Uma raridade de palhaço
27 de maio de 2017
Don Carlos Calostro Mecônio é um palhaço raro. Não só porque está em preto e branco – diferentemente do colorido que impera nos figurinos da maioria dos palhaços –, mas também por resistir ao tempo (e fazer resistência em vários campos políticos). São 89 de idade, soma suficiente de anos para ter visto muitas guerras desde que nasceu. “Ele segue aguentando um monte de embates que têm a ver com a política, o social, o econômico. As problemáticas da Argentina ou da América Latina estão todas sobre o corpo de Calostro”, diz Walter Velázquez, o ator que o leva adiante.

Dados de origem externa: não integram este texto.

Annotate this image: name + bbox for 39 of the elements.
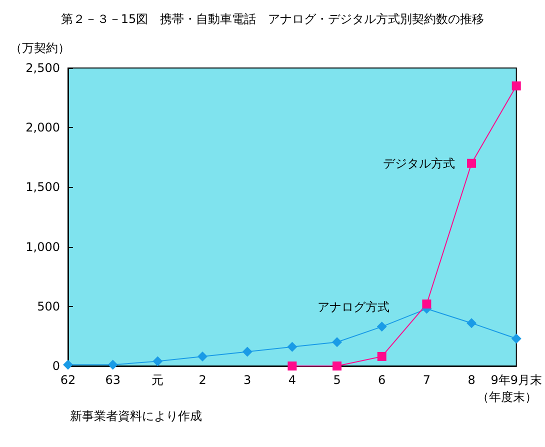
x-tick-label: 6	[378, 373, 386, 387]
x-tick-label: 8	[468, 373, 476, 387]
point	[377, 352, 386, 361]
x-tick-label: 62	[60, 373, 76, 387]
point	[332, 337, 342, 348]
point	[242, 346, 252, 357]
series-label: アナログ方式	[318, 300, 390, 314]
x-axis-title: （年度末）	[477, 390, 537, 404]
point	[198, 351, 208, 362]
x-tick-label: 9年9月末	[490, 373, 542, 387]
x-tick-label: 3	[244, 373, 252, 387]
chart-title: 第２－３－15図 携帯・自動車電話 アナログ・デジタル方式別契約数の推移	[60, 12, 484, 26]
series-label: デジタル方式	[383, 156, 456, 170]
y-tick-label: 500	[37, 299, 60, 314]
point	[467, 158, 476, 168]
y-tick-label: 2,500	[26, 61, 60, 75]
x-tick-label: 63	[105, 373, 120, 387]
point	[511, 334, 522, 344]
point	[466, 318, 477, 328]
point	[63, 360, 73, 370]
y-tick-label: 0	[52, 359, 60, 373]
point	[512, 81, 521, 90]
x-tick-label: 4	[288, 373, 296, 387]
point	[288, 362, 297, 370]
x-tick-label: 元	[152, 373, 164, 387]
x-tick-label: 7	[422, 373, 431, 387]
y-tick-label: 2,000	[26, 120, 60, 135]
y-tick-label: 1,000	[26, 240, 60, 254]
x-tick-label: 2	[198, 373, 206, 387]
y-axis-title: （万契約）	[10, 41, 70, 55]
point	[152, 356, 163, 366]
text: 新事業者資料により作成	[70, 409, 202, 423]
point	[332, 362, 342, 370]
x-tick-label: 5	[333, 373, 341, 387]
point	[287, 342, 298, 352]
point	[376, 322, 387, 332]
y-tick-label: 1,500	[26, 180, 60, 194]
point	[108, 360, 118, 370]
point	[422, 300, 432, 309]
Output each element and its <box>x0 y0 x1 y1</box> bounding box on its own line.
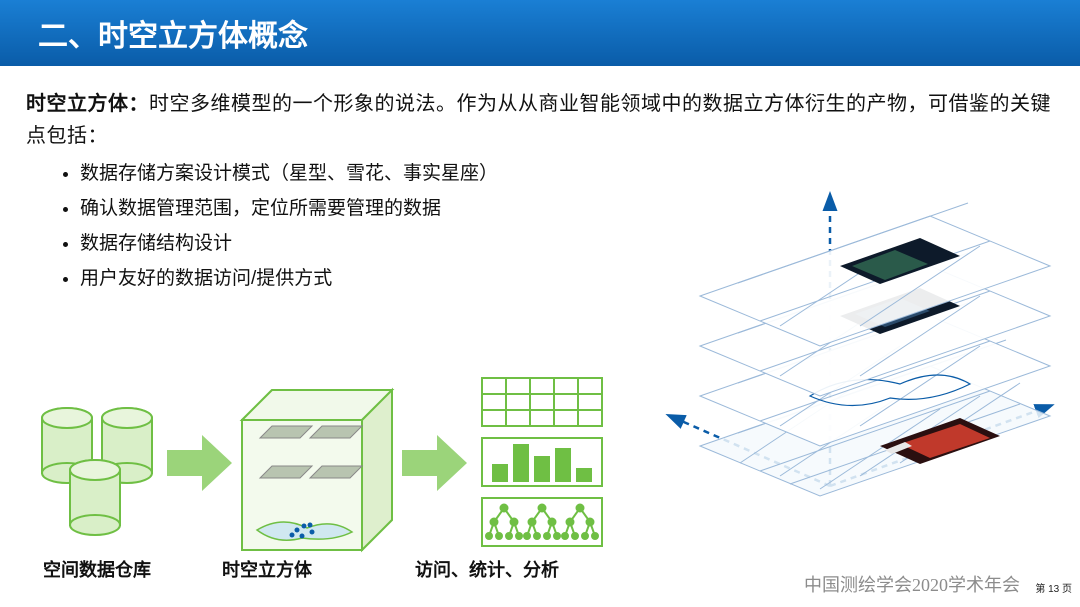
intro-bold: 时空立方体： <box>26 93 149 115</box>
arrow-icon <box>167 435 232 491</box>
caption-cube: 时空立方体 <box>172 556 362 582</box>
cylinders-icon <box>42 408 152 535</box>
caption-analysis: 访问、统计、分析 <box>372 556 602 582</box>
output-panel-tree-icon <box>482 498 602 546</box>
bullet-item: 数据存储方案设计模式（星型、雪花、事实星座） <box>80 158 1054 185</box>
slide-header: 二、时空立方体概念 <box>0 0 1080 66</box>
arrow-icon <box>402 435 467 491</box>
page-number: 第 13 页 <box>1035 580 1072 595</box>
output-panel-table-icon <box>482 378 602 426</box>
flow-diagram <box>22 370 632 570</box>
footer-org: 中国测绘学会2020学术年会 <box>804 571 1020 597</box>
intro-rest: 时空多维模型的一个形象的说法。作为从从商业智能领域中的数据立方体衍生的产物，可借… <box>26 93 1051 147</box>
caption-warehouse: 空间数据仓库 <box>22 556 172 582</box>
slide-title: 二、时空立方体概念 <box>38 11 308 55</box>
output-panel-bar-icon <box>482 438 602 486</box>
flow-captions: 空间数据仓库 时空立方体 访问、统计、分析 <box>22 556 632 582</box>
isometric-layers-diagram <box>630 186 1070 526</box>
intro-paragraph: 时空立方体：时空多维模型的一个形象的说法。作为从从商业智能领域中的数据立方体衍生… <box>0 66 1080 158</box>
cube-icon <box>242 390 392 550</box>
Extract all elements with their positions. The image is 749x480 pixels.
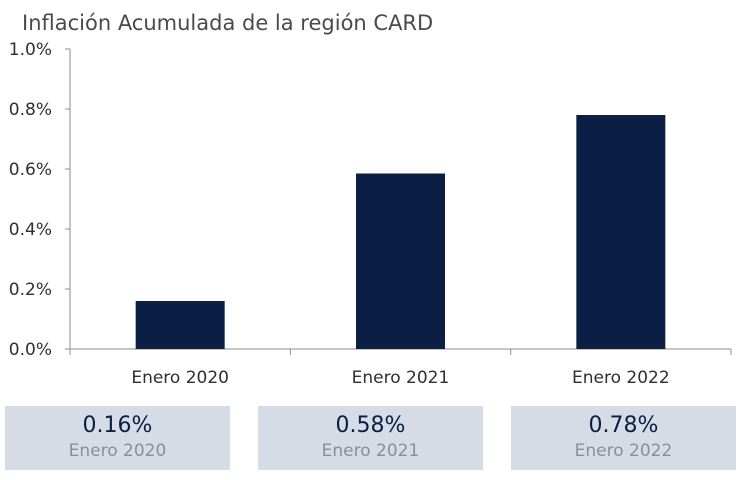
- summary-period: Enero 2022: [574, 441, 673, 461]
- y-tick-label: 0.8%: [9, 100, 52, 120]
- inflation-bar-chart: Inflación Acumulada de la región CARD 0.…: [9, 11, 732, 388]
- y-tick-label: 0.2%: [9, 280, 52, 300]
- summary-box-2022: 0.78% Enero 2022: [511, 406, 736, 470]
- summary-box-2021: 0.58% Enero 2021: [258, 406, 483, 470]
- bars-group: [135, 115, 666, 349]
- y-tick-label: 1.0%: [9, 40, 52, 60]
- y-tick-label: 0.4%: [9, 220, 52, 240]
- summary-value: 0.78%: [588, 413, 659, 438]
- bar: [135, 301, 225, 349]
- x-tick-label: Enero 2021: [352, 368, 450, 388]
- y-tick-label: 0.6%: [9, 160, 52, 180]
- bar: [356, 173, 445, 349]
- summary-value: 0.16%: [82, 413, 153, 438]
- y-tick-label: 0.0%: [9, 340, 52, 360]
- x-axis: [69, 348, 732, 355]
- category-labels: Enero 2020 Enero 2021 Enero 2022: [131, 368, 669, 388]
- chart-title: Inflación Acumulada de la región CARD: [22, 11, 433, 35]
- x-tick-label: Enero 2022: [572, 368, 670, 388]
- summary-period: Enero 2020: [68, 441, 167, 461]
- x-tick-label: Enero 2020: [131, 368, 229, 388]
- summary-box-2020: 0.16% Enero 2020: [5, 406, 230, 470]
- summary-row: 0.16% Enero 2020 0.58% Enero 2021 0.78% …: [0, 406, 749, 470]
- bar: [576, 115, 666, 349]
- summary-value: 0.58%: [335, 413, 406, 438]
- y-axis: 0.0% 0.2% 0.4% 0.6% 0.8% 1.0%: [9, 40, 71, 360]
- summary-period: Enero 2021: [321, 441, 420, 461]
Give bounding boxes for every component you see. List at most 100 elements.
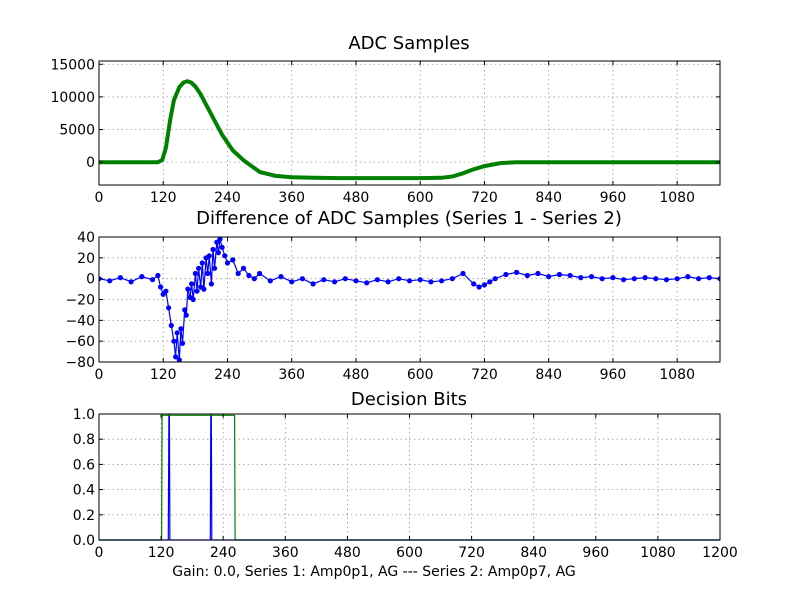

Walter, no início de sua carreira, notava que sempre que tentava fazer algo dramático, era o riso que aparecia como resposta de seu público. Isso vem até de antes: ainda pequeno, por conta de seu comportamento na escola, como se fosse um prenúncio, os professores lhe perguntavam se ele sabia o que era um palhaço. Aos 19 anos, então, ele passou a estudar a palhaçaria: “ser palhaço, pessoalmente, me salvou a vida”. Para ele, salvar sua vida era uma questão de aceitação pessoal, pois, em sua opinião, seu palhaço Don Carlos Calostro Mecônio toma todos os seus erros e os converte em acertos, toma o pior do Walter para convertê-lo no melhor.
Calostro nasceu de uma pesquisa que Walter estava fazendo havia 12 anos para a criação de um espetáculo sobre um palhaço velho. Visitava asilos para identificar algumas características que gostaria de trazer à personagem que estava sendo gestada. Embora argentino, essa pesquisa, particularmente, foi feita na Espanha por um desejo pessoal. Certo dia, decidiu levar aos asilos que visitava a personagem que estava criando. “Foi algo genial porque havia muitos anos que os idosos não viam um palhaço. E foi como estar com crianças. Foi algo realmente incrível”, conta. De lá para cá, Walter não deixou de visitar os lares geriátricos, onde pode promover muitas trocas entre seu palhaço e os idosos que vivem neles. Segundo o ator, Don Carlos Calostro Mecônio nasceu “tomando o melhor e o pior de cada idoso”.
Nada de vovozinho
Mecônio não tem nada de “vovozinho”, portanto, seus espetáculos não são feitos para crianças. “Não porque haja uma ofensa, algo a que as crianças não possam assistir. E sim, porque elas não o compreendem. Porque elas detestam”, explica-se. Na Argentina, há uma tradição de cômicos muito irônicos, muito obscuros, de humor ácido. Embora preserve uma inocência, a figura que Walter interpreta se aproxima dos bufões e tem uma criticidade aguçada. Por exemplo, ao falar para a gente sobre o tema que está sempre tocando em suas apresentações, ele se enche de questões: “por que não há palhaços velhos? Por que não há palhaços internados nos asilos geriátricos? Para onde vai o palhaço velho? Onde ficam? Na Argentina, acontece que abandonam seus pais nos asilos e é lá onde ficam lamentavelmente”.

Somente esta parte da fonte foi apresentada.